As Mexican authorities survey the chaos following El Mencho’s death- the burning vehicles, the prison breaks, the terrified civilians- they know what comes next. CJNG will either unite behind a new leader or fragment into warring factions. Either outcome means more violence. Other cartels will move to assert control over contested territories. Security forces will maintain their operations, and the flow of drugs will endure.

"We want peace, not war.

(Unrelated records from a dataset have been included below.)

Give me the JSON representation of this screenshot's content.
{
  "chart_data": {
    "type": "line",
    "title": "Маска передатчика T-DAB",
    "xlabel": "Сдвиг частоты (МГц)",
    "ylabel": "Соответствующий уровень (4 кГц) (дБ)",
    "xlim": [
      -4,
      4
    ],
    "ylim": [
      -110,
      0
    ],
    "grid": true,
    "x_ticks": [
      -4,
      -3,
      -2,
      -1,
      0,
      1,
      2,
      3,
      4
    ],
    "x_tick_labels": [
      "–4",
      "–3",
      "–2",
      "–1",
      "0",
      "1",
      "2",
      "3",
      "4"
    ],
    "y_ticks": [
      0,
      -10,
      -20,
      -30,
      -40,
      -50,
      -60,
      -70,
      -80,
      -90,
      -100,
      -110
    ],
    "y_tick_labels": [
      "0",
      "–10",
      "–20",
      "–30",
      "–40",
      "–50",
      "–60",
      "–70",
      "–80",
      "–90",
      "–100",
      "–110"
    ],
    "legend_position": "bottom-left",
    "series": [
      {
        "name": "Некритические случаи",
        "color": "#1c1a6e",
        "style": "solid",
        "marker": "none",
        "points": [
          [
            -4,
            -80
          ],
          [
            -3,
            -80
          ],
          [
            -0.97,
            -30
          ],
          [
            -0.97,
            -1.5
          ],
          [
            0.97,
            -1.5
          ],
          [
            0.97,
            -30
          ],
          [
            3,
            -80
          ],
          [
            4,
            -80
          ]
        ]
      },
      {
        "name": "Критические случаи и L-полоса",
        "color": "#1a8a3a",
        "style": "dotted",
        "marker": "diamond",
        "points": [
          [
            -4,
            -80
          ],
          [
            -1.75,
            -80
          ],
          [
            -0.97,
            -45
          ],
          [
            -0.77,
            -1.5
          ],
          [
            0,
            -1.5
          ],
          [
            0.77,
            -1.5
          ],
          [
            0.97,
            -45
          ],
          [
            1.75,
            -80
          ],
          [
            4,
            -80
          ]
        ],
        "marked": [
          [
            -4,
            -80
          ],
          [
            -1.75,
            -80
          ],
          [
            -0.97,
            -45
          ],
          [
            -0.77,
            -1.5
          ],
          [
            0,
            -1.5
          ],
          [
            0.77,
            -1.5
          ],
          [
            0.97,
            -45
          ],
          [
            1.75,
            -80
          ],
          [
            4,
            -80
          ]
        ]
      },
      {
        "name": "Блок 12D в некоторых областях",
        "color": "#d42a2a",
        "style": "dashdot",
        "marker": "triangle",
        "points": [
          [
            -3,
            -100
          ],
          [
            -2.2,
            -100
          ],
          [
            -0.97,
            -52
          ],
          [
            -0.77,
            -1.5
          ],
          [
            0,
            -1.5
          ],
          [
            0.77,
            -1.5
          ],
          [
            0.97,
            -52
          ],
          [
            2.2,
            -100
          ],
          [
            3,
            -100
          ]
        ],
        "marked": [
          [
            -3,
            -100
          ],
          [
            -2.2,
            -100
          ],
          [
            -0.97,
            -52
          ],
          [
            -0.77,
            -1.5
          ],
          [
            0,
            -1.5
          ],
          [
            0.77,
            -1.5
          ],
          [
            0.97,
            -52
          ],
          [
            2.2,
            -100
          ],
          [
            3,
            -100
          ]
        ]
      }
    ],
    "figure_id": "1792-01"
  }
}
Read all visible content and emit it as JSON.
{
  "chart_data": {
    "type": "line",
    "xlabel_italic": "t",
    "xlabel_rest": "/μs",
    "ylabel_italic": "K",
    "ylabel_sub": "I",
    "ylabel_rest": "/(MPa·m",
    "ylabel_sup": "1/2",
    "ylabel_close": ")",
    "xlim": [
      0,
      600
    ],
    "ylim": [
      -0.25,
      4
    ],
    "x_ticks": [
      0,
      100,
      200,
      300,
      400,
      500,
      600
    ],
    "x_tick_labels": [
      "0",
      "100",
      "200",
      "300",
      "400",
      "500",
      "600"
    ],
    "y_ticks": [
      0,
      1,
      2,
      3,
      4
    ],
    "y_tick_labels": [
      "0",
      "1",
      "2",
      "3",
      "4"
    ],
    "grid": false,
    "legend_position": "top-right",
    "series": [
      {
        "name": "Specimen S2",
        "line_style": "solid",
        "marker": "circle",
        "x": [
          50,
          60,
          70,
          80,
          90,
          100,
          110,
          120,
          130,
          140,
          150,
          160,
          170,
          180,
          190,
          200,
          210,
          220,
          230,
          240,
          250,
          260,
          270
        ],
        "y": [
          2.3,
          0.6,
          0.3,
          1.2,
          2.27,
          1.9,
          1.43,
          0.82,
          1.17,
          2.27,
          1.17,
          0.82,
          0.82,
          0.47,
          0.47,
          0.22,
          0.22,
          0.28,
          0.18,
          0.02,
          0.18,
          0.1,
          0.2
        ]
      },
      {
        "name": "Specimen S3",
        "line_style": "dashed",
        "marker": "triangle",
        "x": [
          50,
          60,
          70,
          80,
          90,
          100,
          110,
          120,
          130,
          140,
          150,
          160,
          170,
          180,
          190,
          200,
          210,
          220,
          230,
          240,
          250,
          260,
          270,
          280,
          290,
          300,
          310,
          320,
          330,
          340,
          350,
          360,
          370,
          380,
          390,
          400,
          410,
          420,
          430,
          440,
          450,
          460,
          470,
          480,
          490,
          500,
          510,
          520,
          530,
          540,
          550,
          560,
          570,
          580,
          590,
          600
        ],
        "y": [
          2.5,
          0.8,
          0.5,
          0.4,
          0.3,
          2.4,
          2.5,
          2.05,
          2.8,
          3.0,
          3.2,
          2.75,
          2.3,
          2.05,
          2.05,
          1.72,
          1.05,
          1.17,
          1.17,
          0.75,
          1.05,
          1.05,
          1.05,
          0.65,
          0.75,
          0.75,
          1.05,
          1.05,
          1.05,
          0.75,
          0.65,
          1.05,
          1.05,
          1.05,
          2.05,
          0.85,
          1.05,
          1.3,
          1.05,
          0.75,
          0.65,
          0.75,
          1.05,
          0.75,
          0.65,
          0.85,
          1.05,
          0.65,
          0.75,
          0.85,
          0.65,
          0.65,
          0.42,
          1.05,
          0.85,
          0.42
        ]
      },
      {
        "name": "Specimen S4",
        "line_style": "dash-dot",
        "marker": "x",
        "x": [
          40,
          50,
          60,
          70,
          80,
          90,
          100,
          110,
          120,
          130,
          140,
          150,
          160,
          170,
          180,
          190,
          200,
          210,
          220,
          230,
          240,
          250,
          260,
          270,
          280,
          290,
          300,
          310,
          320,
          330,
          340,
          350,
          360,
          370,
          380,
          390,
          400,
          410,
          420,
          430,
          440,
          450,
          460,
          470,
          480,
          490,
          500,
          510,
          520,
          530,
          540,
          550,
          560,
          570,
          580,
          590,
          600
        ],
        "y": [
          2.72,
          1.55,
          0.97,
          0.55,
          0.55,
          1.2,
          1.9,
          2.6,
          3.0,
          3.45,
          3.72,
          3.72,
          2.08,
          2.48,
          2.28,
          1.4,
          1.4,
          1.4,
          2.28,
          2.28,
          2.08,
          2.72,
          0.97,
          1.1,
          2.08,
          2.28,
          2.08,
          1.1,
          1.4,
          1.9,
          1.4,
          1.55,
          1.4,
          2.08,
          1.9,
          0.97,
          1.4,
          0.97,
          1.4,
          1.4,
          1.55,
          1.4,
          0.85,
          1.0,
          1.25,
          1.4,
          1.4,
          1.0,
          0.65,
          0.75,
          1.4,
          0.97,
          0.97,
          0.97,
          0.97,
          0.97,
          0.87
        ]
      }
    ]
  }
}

The strategy has not changed.”

President of Mexico Claudia Sheinbaum Pardo

Cartels have evolved into complex, adaptive networks that respond to pressure with new strategies, new alliances, and new conflicts. Military interventions, arrests, and seizures can disrupt operations temporarily, but they cannot address the deep social, economic, and institutional factors that allow these organizations to thrive.The real question isn’t how to win the war on drugs but how to end it. This demands reimagining drugs as a public health issue rather than a military threat, cartels as symptoms of state failure rather than causes. It requires the courage to admit that decades of sacrifice, hundreds of thousands of deaths, millions displaced, billions spent have brought us no closer to victory.